Follow-up of the faults

  1.  Minor faults will be repaired within 2 months. A new test is not necessary, except if the first test resulted in an MOT failure.
  2. Major faults disqualify the vehicle from being driven on public roads except for its transfer to the garage or, in this case, for the regularisation of its situation and be back to the MOT centre for a new test within 2 months, starting date from the first failure result.
  3. Dangerous faults disqualify the vehicle from being driven on public roads. In this case, the transfer of the vehicle from the MOT centre to its destination it will be carried out through another vehicle. Once the faults have been rectified, another MOT test will take place within 2 months, starting date from the first failure result.

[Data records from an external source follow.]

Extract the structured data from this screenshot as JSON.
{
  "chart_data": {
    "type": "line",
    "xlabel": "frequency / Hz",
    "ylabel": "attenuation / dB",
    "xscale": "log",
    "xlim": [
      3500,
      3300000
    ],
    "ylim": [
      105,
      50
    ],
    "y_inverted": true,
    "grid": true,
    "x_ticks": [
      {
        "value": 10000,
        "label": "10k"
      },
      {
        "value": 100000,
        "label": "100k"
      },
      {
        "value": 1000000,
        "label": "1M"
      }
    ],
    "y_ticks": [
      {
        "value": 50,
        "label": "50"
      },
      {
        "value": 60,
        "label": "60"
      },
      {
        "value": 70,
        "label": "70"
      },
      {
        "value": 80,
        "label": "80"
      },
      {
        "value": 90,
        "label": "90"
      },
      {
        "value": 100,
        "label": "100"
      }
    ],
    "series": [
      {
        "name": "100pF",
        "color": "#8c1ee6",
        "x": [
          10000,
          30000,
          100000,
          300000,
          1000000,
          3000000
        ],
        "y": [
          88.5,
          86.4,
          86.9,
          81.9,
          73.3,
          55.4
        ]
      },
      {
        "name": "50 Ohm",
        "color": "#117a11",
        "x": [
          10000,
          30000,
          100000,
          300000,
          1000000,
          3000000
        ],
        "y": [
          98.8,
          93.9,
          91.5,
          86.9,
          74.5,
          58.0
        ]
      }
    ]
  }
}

  4. If the vehicle undergoes the second test after the deadline, a new full test will be completed, without detriment to possible sanctions.
  5. Every disqualification to circulate on the roads, as a consequence of faults, will be registered electronically in the vehicle register.
  6. In the case of major or dangerous faults, vehicles must undergo an inspection of the faulted elements once they have been rectified. If other faults are found during the inspection, these will determine the result of the inspection according to their classification, according to the MOT centre manual.
  7. In every case, faults will be written down in the MOT report.
  8. From 20th May 2018, owners can choose the MOT centre freely for both the first inspection and any extra tests. Until this date, extra tests must be conducted in the same centre as for the first inspection.